Simulated RADV audits are priced based on program census, which determines the sample of records selected for review.
PACE Organizations sometimes find that circumstances conspire such that all diagnosis data does not get completely or accurately submitted. This situation invariably leads to sub-optimal revenues and tends to repeat itself. Capstone can help by performing retrospective reviews of records to identify documented diagnoses that were not submitted for RAPS.
Medicare timely filing requirements allow for data to be submitted up to thirteen months after the close of the data period. This means, for example, documentation for dates of service in 2018, which provide diagnosis data for Payment Year 2019 may have diagnoses that can be submitted for RAPS purposes until January 31, 2020. These codes will be incorporated into the final model run and generate a reconciliation payment mid-2020 for all of 2019.
A retrospective review may be considered if a PACE organization discovers that a significant proportion of diagnoses may not have been submitted for any reason. Our review will identify submitted diagnoses and provide the PACE organization a file of valid diagnosis codes and visit dates that may be used to correct the missing data. We will provide an impact analysis to determine what additional revenues are generated.
This service is priced as a contingency model, with the PACE organization keeping at least 80% of all recovered revenue.

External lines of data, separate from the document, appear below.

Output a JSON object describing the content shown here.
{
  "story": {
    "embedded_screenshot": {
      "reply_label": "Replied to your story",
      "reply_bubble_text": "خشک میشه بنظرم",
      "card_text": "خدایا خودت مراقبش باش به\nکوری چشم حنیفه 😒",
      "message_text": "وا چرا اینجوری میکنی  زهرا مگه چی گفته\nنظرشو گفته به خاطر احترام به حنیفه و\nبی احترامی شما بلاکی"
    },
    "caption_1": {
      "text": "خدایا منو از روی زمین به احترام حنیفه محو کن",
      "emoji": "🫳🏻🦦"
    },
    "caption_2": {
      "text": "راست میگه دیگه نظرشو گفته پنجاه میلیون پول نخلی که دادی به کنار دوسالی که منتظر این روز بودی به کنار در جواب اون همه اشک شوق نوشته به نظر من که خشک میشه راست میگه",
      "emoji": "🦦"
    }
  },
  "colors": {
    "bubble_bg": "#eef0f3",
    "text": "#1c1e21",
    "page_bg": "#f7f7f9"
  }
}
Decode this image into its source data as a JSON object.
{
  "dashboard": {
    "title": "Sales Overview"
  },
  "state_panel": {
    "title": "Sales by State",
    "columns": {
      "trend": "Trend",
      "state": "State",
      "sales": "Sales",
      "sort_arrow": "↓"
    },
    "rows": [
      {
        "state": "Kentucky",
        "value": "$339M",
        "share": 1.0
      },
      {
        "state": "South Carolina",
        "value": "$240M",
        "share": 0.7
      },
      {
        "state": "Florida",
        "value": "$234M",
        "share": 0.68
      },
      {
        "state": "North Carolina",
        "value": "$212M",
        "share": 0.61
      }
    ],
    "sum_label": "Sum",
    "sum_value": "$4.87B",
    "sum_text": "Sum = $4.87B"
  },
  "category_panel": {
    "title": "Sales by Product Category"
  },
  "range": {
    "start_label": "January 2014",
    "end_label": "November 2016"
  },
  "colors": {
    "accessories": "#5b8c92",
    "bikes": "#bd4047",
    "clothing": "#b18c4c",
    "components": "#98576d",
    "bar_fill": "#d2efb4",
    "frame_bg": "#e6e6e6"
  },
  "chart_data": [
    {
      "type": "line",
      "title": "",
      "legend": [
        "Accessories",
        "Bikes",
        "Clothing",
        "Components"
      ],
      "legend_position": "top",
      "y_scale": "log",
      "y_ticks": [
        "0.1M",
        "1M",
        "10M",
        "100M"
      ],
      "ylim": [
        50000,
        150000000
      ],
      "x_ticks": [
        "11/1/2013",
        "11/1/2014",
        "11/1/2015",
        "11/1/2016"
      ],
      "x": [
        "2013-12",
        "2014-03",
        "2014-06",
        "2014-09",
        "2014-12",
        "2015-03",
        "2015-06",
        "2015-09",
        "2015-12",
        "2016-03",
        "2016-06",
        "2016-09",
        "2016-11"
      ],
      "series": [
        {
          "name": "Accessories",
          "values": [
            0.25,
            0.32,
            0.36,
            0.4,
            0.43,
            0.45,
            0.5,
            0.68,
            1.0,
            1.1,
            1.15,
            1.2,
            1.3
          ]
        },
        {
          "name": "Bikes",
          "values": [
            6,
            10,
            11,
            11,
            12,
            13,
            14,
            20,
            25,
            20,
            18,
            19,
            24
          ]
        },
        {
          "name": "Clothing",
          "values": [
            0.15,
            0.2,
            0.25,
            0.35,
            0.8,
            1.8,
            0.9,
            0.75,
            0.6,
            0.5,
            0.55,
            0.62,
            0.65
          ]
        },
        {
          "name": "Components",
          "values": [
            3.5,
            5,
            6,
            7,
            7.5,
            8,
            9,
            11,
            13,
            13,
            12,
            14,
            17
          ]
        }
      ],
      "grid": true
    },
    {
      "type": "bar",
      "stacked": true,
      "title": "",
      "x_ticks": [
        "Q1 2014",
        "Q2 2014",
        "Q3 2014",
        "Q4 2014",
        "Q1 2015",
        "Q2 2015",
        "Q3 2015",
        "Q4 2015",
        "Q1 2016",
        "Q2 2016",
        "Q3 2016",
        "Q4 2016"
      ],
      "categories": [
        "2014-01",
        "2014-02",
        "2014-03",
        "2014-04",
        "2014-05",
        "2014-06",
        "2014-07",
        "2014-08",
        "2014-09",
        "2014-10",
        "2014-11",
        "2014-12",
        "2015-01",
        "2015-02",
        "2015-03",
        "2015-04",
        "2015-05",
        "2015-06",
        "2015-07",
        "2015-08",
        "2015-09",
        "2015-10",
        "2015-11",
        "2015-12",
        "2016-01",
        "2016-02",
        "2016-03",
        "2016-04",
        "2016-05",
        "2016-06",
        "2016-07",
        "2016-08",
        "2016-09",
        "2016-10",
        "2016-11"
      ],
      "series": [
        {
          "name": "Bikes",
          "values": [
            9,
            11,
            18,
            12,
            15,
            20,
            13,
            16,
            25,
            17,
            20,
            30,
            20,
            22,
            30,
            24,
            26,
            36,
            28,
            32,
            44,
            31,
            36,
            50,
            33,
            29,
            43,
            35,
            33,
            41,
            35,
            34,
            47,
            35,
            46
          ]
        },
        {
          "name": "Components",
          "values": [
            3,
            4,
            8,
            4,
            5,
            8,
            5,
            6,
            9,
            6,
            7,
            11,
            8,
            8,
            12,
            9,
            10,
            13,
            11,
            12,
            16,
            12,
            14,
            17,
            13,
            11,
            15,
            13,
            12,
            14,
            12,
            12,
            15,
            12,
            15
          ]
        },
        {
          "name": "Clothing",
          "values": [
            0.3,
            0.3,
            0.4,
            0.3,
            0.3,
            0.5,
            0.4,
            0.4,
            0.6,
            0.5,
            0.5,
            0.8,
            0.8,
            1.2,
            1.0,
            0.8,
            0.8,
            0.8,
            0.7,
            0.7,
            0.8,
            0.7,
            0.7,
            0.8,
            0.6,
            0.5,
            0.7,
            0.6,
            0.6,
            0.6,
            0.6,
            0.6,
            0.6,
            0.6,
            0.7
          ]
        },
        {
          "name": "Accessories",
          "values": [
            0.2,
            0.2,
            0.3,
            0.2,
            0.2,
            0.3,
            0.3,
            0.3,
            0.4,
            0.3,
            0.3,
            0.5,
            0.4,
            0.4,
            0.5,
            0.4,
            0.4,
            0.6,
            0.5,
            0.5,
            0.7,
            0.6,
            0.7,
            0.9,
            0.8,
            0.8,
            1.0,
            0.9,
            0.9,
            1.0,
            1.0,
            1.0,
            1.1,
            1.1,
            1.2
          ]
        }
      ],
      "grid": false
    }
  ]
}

Capstone is proud to introduce what we believe is the most helpful process available for a PACE organization looking to optimize documentation improvement, compliance, and revenue. Our Prospective Review takes advantage of the clinical expertise of RN coders to review clinical documentation for participants and develop a preliminary problem/diagnosis list for providers, prior to performing comprehensive assessments.
The coders review previous encounters, labs, radiology, medication lists, consult reports and proprietary analytics in order to provide a detailed list of all diagnoses and ICD codes along with a rationale for each potential diagnosis. Providers use this list to aid in complete and accurate documentation and coding. ProDx is limited to annual and semi-annual primary care assessments.
Experience with this service model has found it to be highly effective for identifying and documenting commonly missed diagnoses and codes. Pricing is based as per member/per month or per review, and we offer a discount if bundled with other services.